I slowed for a look. Oaks and lindens created a tunnel over the road, which ran straight to a one-story house with a chain-link fence. “Want to stop?”

“No, keep going.”

After another mile she told me to turn south. We took a narrow paved road that curved up an incline into the pine trees. The asphalt ended at a steel gate along a barbed wire fence. A sign on the gate read: NO ACCESS. RIO GRANDE NATIONAL FOREST.

I halted. Phaedra hopped out in an animated rush. She lifted the chain looped over a post at one end of the gate and waved me through. I drove onto a dirt road. She secured the chain behind us and got back in.

Her expression transformed, like she’d changed masks, from sad to happy.

The road turned into a trail that became a wide spot between the trees. We got as far as we could without plowing into the brush.

We both got out. Phaedra slung her backpack over her shoulders. The trees filtered warmth from the sunlight and I felt the chill against my face. Dense mats of pine needles and patches of dry grass spread across the rocky ground.

Phaedra hiked beside me. We started at a brisk pace but she tired and slowed.

She motioned that she wanted to rest and sat against a large boulder mottled with lichen. She guzzled from her water bottle. Up here, the air remained cool enough for the vapor in her breath to show.

“Where’s your hideout?” I asked.

She pointed to the trees behind her.

I saw nothing but forest.

Her eyes made a look-again expression.

This time I saw a horizontal line among the Ponderosa pines. It was the roof of an earth-colored shack that blended into the surroundings.

I followed Phaedra toward the shack. As we got closer I could see that the shack was made of adobe daubed with mud. The vigas and rough lumber holding up the roof had bleached to the same soft gray as the dead wood around us.

“Kind of hard to get to,” I said.

“It’s a hideout. That’s the point.” Phaedra removed brush that had rolled against the shack and helped camouflage it. The eaves of the pitched roof came to my chest.

I asked, only half joking, “Who made this? Midgets?”

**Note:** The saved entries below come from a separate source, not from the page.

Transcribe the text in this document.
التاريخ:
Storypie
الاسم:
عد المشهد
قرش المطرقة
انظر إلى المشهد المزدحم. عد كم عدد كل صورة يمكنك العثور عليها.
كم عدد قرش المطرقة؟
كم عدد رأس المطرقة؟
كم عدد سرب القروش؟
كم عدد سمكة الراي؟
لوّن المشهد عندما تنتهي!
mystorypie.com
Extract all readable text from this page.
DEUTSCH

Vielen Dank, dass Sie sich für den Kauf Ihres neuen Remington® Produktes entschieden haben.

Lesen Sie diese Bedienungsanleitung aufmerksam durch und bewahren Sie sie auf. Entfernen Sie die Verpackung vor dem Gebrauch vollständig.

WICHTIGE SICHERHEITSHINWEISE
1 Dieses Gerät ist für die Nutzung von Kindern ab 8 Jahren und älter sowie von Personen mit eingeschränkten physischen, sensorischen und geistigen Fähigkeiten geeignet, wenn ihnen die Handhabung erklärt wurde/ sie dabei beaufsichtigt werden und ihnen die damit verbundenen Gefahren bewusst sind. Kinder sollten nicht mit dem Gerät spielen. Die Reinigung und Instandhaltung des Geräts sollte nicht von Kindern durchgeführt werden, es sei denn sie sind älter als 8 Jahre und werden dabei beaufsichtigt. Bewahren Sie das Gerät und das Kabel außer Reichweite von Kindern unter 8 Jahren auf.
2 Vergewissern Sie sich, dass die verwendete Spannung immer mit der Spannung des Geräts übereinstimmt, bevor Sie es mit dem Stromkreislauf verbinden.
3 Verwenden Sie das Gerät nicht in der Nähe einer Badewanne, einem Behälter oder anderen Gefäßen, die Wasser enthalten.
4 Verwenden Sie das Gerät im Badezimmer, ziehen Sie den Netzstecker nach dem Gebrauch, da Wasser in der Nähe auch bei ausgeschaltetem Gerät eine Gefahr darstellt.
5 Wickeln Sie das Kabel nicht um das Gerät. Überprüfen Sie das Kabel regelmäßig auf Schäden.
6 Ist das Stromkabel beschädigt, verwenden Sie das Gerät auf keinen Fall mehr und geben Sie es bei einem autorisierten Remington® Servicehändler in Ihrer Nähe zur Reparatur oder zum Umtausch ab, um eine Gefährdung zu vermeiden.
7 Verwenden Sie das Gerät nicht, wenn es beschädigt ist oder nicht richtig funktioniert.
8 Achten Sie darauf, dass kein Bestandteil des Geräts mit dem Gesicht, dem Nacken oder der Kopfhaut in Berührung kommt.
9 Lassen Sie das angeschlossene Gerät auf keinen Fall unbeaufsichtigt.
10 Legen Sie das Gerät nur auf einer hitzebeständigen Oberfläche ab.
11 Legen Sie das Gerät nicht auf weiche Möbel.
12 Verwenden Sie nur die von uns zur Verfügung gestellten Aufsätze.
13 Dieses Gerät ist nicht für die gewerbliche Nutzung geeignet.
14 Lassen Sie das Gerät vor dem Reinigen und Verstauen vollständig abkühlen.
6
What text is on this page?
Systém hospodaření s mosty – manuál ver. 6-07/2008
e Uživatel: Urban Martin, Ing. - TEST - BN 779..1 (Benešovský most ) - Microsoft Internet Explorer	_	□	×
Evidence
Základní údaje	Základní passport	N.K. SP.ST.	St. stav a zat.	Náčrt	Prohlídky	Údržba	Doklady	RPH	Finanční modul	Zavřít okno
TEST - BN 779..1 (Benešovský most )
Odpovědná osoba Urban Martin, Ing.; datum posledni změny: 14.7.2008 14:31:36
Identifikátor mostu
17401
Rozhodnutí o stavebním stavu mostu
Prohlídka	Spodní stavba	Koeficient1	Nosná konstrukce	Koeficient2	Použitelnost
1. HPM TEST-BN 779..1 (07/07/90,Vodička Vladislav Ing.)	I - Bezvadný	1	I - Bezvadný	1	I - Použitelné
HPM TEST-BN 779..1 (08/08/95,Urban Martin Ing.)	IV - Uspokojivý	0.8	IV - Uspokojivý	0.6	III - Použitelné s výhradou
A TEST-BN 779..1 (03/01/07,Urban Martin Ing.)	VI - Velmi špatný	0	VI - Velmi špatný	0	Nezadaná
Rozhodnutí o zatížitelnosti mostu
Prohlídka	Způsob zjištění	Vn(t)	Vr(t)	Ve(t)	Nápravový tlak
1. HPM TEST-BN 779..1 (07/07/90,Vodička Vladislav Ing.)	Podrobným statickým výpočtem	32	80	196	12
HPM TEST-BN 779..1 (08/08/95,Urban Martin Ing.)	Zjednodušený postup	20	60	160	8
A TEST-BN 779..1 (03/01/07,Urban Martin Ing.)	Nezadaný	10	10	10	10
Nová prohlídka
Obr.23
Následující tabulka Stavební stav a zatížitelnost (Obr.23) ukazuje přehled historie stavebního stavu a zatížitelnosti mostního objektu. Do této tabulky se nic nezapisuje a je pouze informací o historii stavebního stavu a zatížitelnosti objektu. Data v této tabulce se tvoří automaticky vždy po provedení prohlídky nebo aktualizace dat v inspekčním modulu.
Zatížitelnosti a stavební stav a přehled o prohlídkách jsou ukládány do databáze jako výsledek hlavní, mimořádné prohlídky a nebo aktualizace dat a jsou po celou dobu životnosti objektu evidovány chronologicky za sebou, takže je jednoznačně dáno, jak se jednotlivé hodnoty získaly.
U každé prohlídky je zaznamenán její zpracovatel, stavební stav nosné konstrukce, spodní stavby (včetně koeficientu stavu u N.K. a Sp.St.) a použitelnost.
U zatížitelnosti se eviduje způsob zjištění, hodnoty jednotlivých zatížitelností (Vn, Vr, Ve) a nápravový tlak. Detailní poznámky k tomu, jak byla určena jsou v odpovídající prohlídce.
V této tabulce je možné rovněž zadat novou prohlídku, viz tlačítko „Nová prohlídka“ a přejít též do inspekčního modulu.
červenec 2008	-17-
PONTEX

“Penitentes.” She went to the south side of the shack.

“Penitentes?” I repeated, analyzing the word as I translated it. “Those who seek penance?”

“They were a lay order of the Franciscans.” Phaedra led me to a short door. “They migrated to the San Luis Valley from Santa Fe almost two hundred years ago.”

The door was the same bleached color as the rest of the wood. The planks were uneven and held in place with rusted square-faced nails. She swiveled a board on the door and stuck her hand through the gap. After fumbling with a lever arrangement, she pushed the door open. “This is called a morada. Means dwelling but it’s more like a little chapel. There used to be dozens all up and down these parts. It’s what the town was named after.”

“So why did they build this place up here?” I asked.

“To hide their secret rituals. Rites of self-flagellation. They used cactus and whips made from yucca.” Phaedra said this with an enthusiastic lilt like she would’ve enjoyed watching.

“What a fun bunch,” I said. “I would’ve come here for drinks and to play cards.”

We ducked through the low doorway and stepped down to a dirt floor. Inside, the ceiling was tall enough for me to stand upright. Wire hooks dangled from the joists. Smudges on the wood marked where people had once hung lanterns.